Crack the password or authentication process. 

 There are several methods for cracking a password, including brute force. Using brute force on a password is an effort to try every possible password contained within a pre-defined dictionary of brute force software
  • Users are often discouraged from using weak passwords, so brute force may take a lot of time. However, there have been major improvements in brute-force techniques.
  • Most hashing algorithms are weak, and you can significantly improve the cracking speed by exploiting these weaknesses (like you can cut the MD5 algorithm in 1/4, which will give huge speed boost).
  • Newer techniques use the graphics card as another processor — and it's thousands of times faster.
  • You may try using Rainbow Tables for the fastest password cracking. Notice that password cracking is a good technique only if you already have the hash of password.
  • Trying every possible password while logging to remote machine is not a good idea, as it's easily detected by intrusion detection systems, pollutes system logs, and may take years to complete.
  • It's often much easier to find another way into a system than cracking the password.

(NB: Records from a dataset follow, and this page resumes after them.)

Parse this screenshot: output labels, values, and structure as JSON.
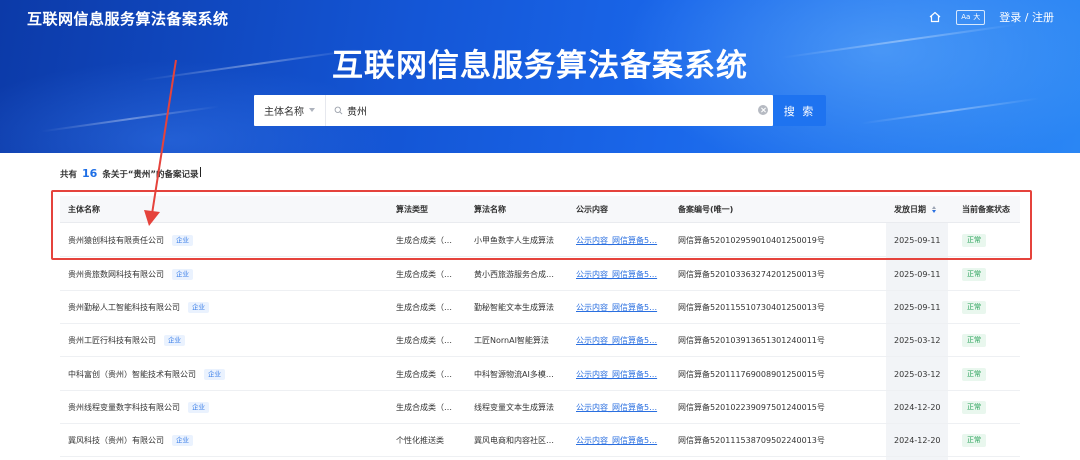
{
  "header": {
    "site_name": "互联网信息服务算法备案系统",
    "font_toggle_small": "Aa",
    "font_toggle_large": "大",
    "login_label": "登录 / 注册"
  },
  "hero": {
    "title": "互联网信息服务算法备案系统"
  },
  "search": {
    "select_value": "主体名称",
    "query": "贵州",
    "button_label": "搜 索"
  },
  "results": {
    "prefix": "共有",
    "count": "16",
    "suffix": "条关于“贵州”的备案记录"
  },
  "table": {
    "headers": [
      "主体名称",
      "算法类型",
      "算法名称",
      "公示内容",
      "备案编号(唯一)",
      "发放日期",
      "当前备案状态"
    ],
    "rows": [
      {
        "entity": "贵州猿创科技有限责任公司",
        "tag": "企业",
        "type": "生成合成类（…",
        "name": "小甲鱼数字人生成算法",
        "content": "公示内容_网信算备5…",
        "filing_no": "网信算备520102959010401250019号",
        "date": "2025-09-11",
        "status": "正常"
      },
      {
        "entity": "贵州贵旅数网科技有限公司",
        "tag": "企业",
        "type": "生成合成类（…",
        "name": "黄小西旅游服务合成…",
        "content": "公示内容_网信算备5…",
        "filing_no": "网信算备520103363274201250013号",
        "date": "2025-09-11",
        "status": "正常"
      },
      {
        "entity": "贵州勤秘人工智能科技有限公司",
        "tag": "企业",
        "type": "生成合成类（…",
        "name": "勤秘智能文本生成算法",
        "content": "公示内容_网信算备5…",
        "filing_no": "网信算备520115510730401250013号",
        "date": "2025-09-11",
        "status": "正常"
      },
      {
        "entity": "贵州工匠行科技有限公司",
        "tag": "企业",
        "type": "生成合成类（…",
        "name": "工匠NornAI智能算法",
        "content": "公示内容_网信算备5…",
        "filing_no": "网信算备520103913651301240011号",
        "date": "2025-03-12",
        "status": "正常"
      },
      {
        "entity": "中科富创（贵州）智能技术有限公司",
        "tag": "企业",
        "type": "生成合成类（…",
        "name": "中科智源物流AI多模…",
        "content": "公示内容_网信算备5…",
        "filing_no": "网信算备520111769008901250015号",
        "date": "2025-03-12",
        "status": "正常"
      },
      {
        "entity": "贵州线程变量数字科技有限公司",
        "tag": "企业",
        "type": "生成合成类（…",
        "name": "线程变量文本生成算法",
        "content": "公示内容_网信算备5…",
        "filing_no": "网信算备520102239097501240015号",
        "date": "2024-12-20",
        "status": "正常"
      },
      {
        "entity": "冀风科技（贵州）有限公司",
        "tag": "企业",
        "type": "个性化推送类",
        "name": "冀风电商和内容社区…",
        "content": "公示内容_网信算备5…",
        "filing_no": "网信算备520111538709502240013号",
        "date": "2024-12-20",
        "status": "正常"
      }
    ]
  },
  "colors": {
    "primary": "#1e73f0",
    "link": "#2a6fe0",
    "status_ok": "#27a158",
    "annotation": "#e5433c"
  },
  "icons": [
    "home-icon",
    "font-size-icon",
    "search-icon",
    "clear-icon",
    "caret-down-icon",
    "sort-icon"
  ]
}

 Get super-user privileges. 

Try to get root privileges if targeting a *nix machine, or administrator privileges if taking on Windows systems.
  • Most information that will be of vital interest is protected and you need a certain level of authentication to get it. To see all the files on a computer you need super-user privileges - a user account that is given the same privileges as the "root" user in Linux and BSD operating systems.
  • For routers this is the "admin" account by default (unless it has been changed); for Windows, this is the Administrator account.
  • Gaining access to a connection doesn't mean you can access everything. Only a super user, the administrator account, or the root account can do this.